Perhaps it was his fault if Roley died?
Well of course it was his fault!
He’
d set the trap!
But somehow that was different than killing him while trying to help him.
He wondered if anyone else had noticed that it happened at the same time as he was probing Roley’s skull.
Was it
because
he had pressed in?
He tugged uncertainly on the hair over the area that had been crushed inward by the rock, trying to pull the depressed area back out.
Nothing good happened; in fact Roley’s breathing became more and more labored.
Pell thought frantically that there must be some way to help him breath—but for the life of him, he didn’t know what it would be.

He looked around for Gia.
She knelt by Belk, probing at his back.
Pell thought to ask her if anything could be done for Roley, but remembered that she had already checked with Agan and that they had concluded that nothing could be done for someone who wasn’t breathing.
Pell looked back over at Denit who was now a dark dusky blue.
Denit laid unmoving, open eyes staring up at the sky, head tilted at
that
odd angle.
He certainly looked much the same as other dead people that Pell had seen in the past.
Durr had looked that way when Pell had found his body, ages ago.
Though Durr hadn’t had the blue coloration.

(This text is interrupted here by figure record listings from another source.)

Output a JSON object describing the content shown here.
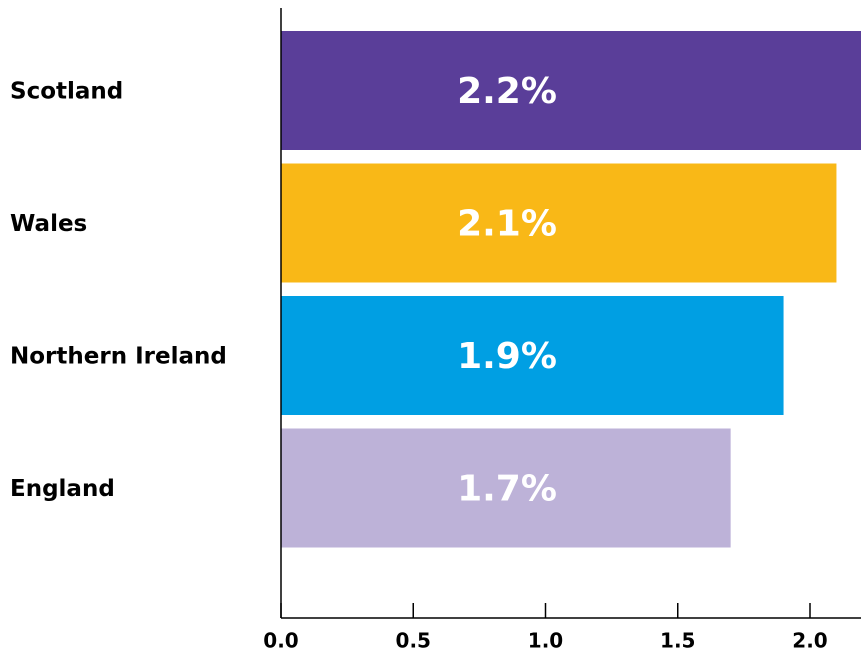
{
  "chart_data": {
    "type": "bar",
    "orientation": "horizontal",
    "categories": [
      "Scotland",
      "Wales",
      "Northern Ireland",
      "England"
    ],
    "values": [
      2.2,
      2.1,
      1.9,
      1.7
    ],
    "value_labels": [
      "2.2%",
      "2.1%",
      "1.9%",
      "1.7%"
    ],
    "colors": [
      "#5a3e99",
      "#f9b817",
      "#009fe3",
      "#bdb2d8"
    ],
    "xlim": [
      0,
      2.2
    ],
    "xticks": [
      {
        "value": 0,
        "label": "0.0"
      },
      0.5,
      {
        "value": 1,
        "label": "1.0"
      },
      1.5,
      {
        "value": 2,
        "label": "2.0"
      }
    ]
  }
}
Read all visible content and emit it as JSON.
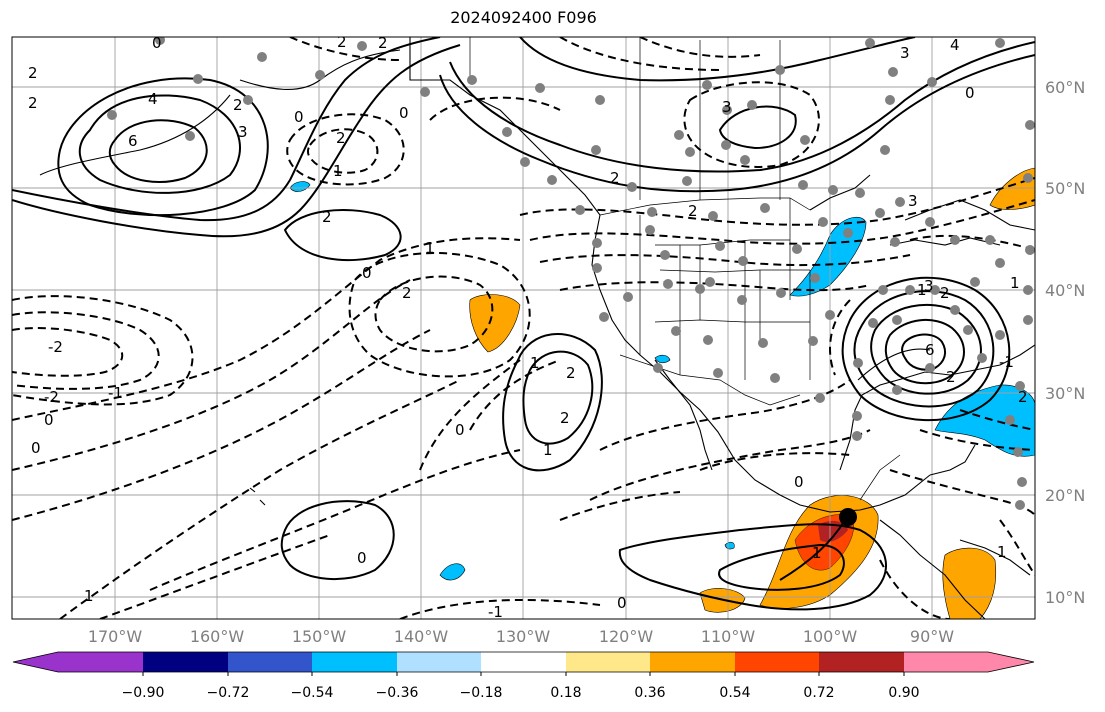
{
  "title": "2024092400 F096",
  "lat_labels": [
    "60°N",
    "50°N",
    "40°N",
    "30°N",
    "20°N",
    "10°N"
  ],
  "lon_labels": [
    "170°W",
    "160°W",
    "150°W",
    "140°W",
    "130°W",
    "120°W",
    "110°W",
    "100°W",
    "90°W"
  ],
  "colorbar": {
    "ticks": [
      "−0.90",
      "−0.72",
      "−0.54",
      "−0.36",
      "−0.18",
      "0.18",
      "0.36",
      "0.54",
      "0.72",
      "0.90"
    ],
    "colors": [
      "#9933cc",
      "#000080",
      "#3355cc",
      "#00bfff",
      "#b0e0ff",
      "#ffffff",
      "#ffe88a",
      "#ffa500",
      "#ff4500",
      "#b22222",
      "#ff88aa"
    ]
  },
  "contour_labels": [
    "2",
    "2",
    "0",
    "2",
    "4",
    "6",
    "3",
    "2",
    "0",
    "2",
    "1",
    "2",
    "0",
    "2",
    "3",
    "4",
    "2",
    "1",
    "0",
    "2",
    "2",
    "2",
    "3",
    "3",
    "6",
    "1",
    "2",
    "1",
    "0",
    "2",
    "-2",
    "-2",
    "0",
    "0",
    "-1",
    "-1",
    "1",
    "1",
    "-1",
    "0",
    "0",
    "2",
    "3",
    "2",
    "1",
    "0",
    "1",
    "1",
    "0"
  ]
}
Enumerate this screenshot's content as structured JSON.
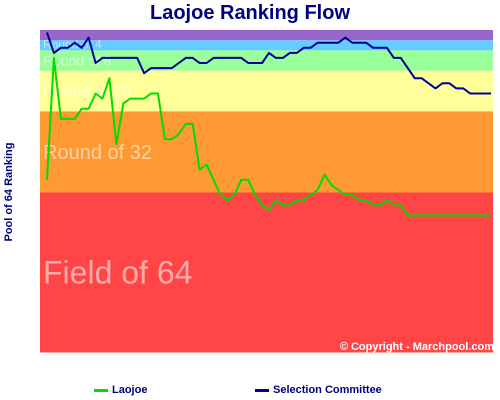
{
  "title": "Laojoe Ranking Flow",
  "ylabel": "Pool of 64 Ranking",
  "copyright": "© Copyright - Marchpool.com",
  "colors": {
    "band_field64": "#ff4545",
    "band_round32": "#ff9933",
    "band_sweet16": "#ffff99",
    "band_elite8": "#99ff99",
    "band_final4": "#66ccff",
    "band_champion": "#9966cc",
    "laojoe": "#00dd00",
    "committee": "#000099"
  },
  "chart_data": {
    "type": "line",
    "title": "Laojoe Ranking Flow",
    "xlabel": "",
    "ylabel": "Pool of 64 Ranking",
    "ylim": [
      64,
      1
    ],
    "grid": false,
    "legend_position": "bottom",
    "bands": [
      {
        "label": "Field of 64",
        "from": 32.5,
        "to": 64
      },
      {
        "label": "Round of 32",
        "from": 16.5,
        "to": 32.5
      },
      {
        "label": "Round of 16",
        "from": 8.5,
        "to": 16.5
      },
      {
        "label": "Round of 8",
        "from": 4.5,
        "to": 8.5
      },
      {
        "label": "Round of 4",
        "from": 2.5,
        "to": 4.5
      },
      {
        "label": "",
        "from": 0.5,
        "to": 2.5
      }
    ],
    "series": [
      {
        "name": "Laojoe",
        "color": "#00dd00",
        "values": [
          30,
          6,
          18,
          18,
          18,
          16,
          16,
          13,
          14,
          10,
          23,
          15,
          14,
          14,
          14,
          13,
          13,
          22,
          22,
          21,
          19,
          19,
          28,
          27,
          30,
          33,
          34,
          33,
          30,
          30,
          33,
          35,
          36,
          34,
          35,
          35,
          34,
          34,
          33,
          32,
          29,
          31,
          32,
          33,
          33,
          34,
          34,
          35,
          35,
          34,
          35,
          35,
          37,
          37,
          37,
          37,
          37,
          37,
          37,
          37,
          37,
          37,
          37,
          37,
          37
        ]
      },
      {
        "name": "Selection Committee",
        "color": "#000099",
        "values": [
          1,
          5,
          4,
          4,
          3,
          4,
          2,
          7,
          6,
          6,
          6,
          6,
          6,
          6,
          9,
          8,
          8,
          8,
          8,
          7,
          6,
          6,
          7,
          7,
          6,
          6,
          6,
          6,
          6,
          7,
          7,
          7,
          5,
          6,
          6,
          5,
          5,
          4,
          4,
          3,
          3,
          3,
          3,
          2,
          3,
          3,
          3,
          4,
          4,
          4,
          6,
          6,
          8,
          10,
          10,
          11,
          12,
          11,
          11,
          12,
          12,
          13,
          13,
          13,
          13
        ]
      }
    ]
  },
  "legend": {
    "laojoe_label": "Laojoe",
    "committee_label": "Selection Committee"
  }
}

Roley continued to make little heaving motions, as if to get a breath, but no air seemed to be passing in or out of his nose or mouth.
Foul smelling vomit surged in and out when he heaved, but that was all.
Pell distantly noted that Roley was turning blue as well.
He thought to himself,
Tando’s not going to think so much of “Pell the healer” now!
As he considered his impending loss of recognition he thought that he should be grateful—not to have everyone expecting so much of him.